Pope Francis has spent his first year in office challenging Vatican custom and the he’ll celebrate the anniversary of his papacy in the same fashion, as the first pope in decades to mark the occasion outside the Vatican walls.
The first non-European pope in more than a millennium will spend the week of preaching and prayer at a retreat with the Roman Curia in a small town 15 miles from the Vatican. The decision to break with tradition by leading the Curia—the Vatican bureaucracy—outside the Holy See for his one-year anniversary evokes Francis’ efforts to reform a church he has criticized for being too insular.
The Vatican has also marked Francis’ first year in office with the release of an e-book that compiles quotations from the pope’s first year in office.
In the 12 months since he succeeded the conservative and tradition-bound Pope Benedict, Francis hasn’t shied from challenging Vatican rules and Catholic custom.

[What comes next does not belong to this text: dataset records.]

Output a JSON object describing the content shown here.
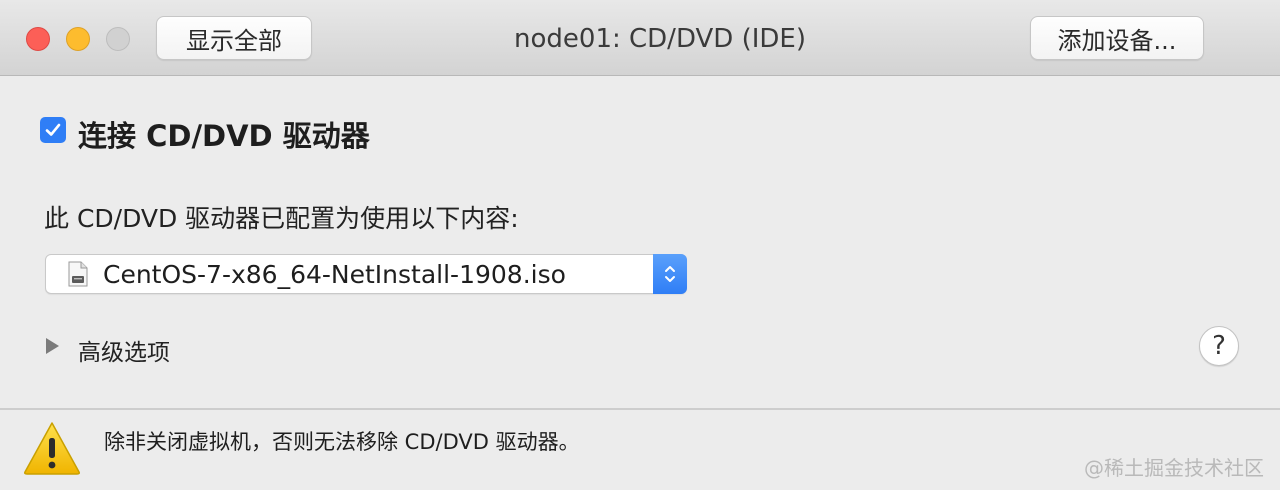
{
  "titlebar": {
    "title": "node01: CD/DVD (IDE)",
    "show_all_label": "显示全部",
    "add_device_label": "添加设备..."
  },
  "connect": {
    "label": "连接 CD/DVD 驱动器",
    "checked": true
  },
  "config": {
    "description": "此 CD/DVD 驱动器已配置为使用以下内容:",
    "selected_file": "CentOS-7-x86_64-NetInstall-1908.iso",
    "file_icon": "disk-image-icon"
  },
  "advanced": {
    "label": "高级选项",
    "expanded": false
  },
  "help": {
    "label": "?"
  },
  "warning": {
    "icon": "warning-icon",
    "text": "除非关闭虚拟机，否则无法移除 CD/DVD 驱动器。"
  },
  "watermark": "@稀土掘金技术社区",
  "colors": {
    "accent": "#2f7ef6",
    "close": "#fc5f57",
    "minimize": "#fdbc2e",
    "warning": "#f5c400"
  }
}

He travels in a Ford Focus rather than the papal limousine; he lives in the Vatican hotel rather than the Vatican’s papal apartments; he raised traditionalist eyebrows when, on a flight after a visit to Brazil, he was asked his opinion on homosexuality and answered, “Who am I to judge?” The Argentine-born pope—and TIME’s 2014 Person of the Year—has imbued his office with rare rock star status. He has initiated a profound change in style—if not always in underlying substance—at the Vatican that many believe is reinvigorating the world’s largest religion.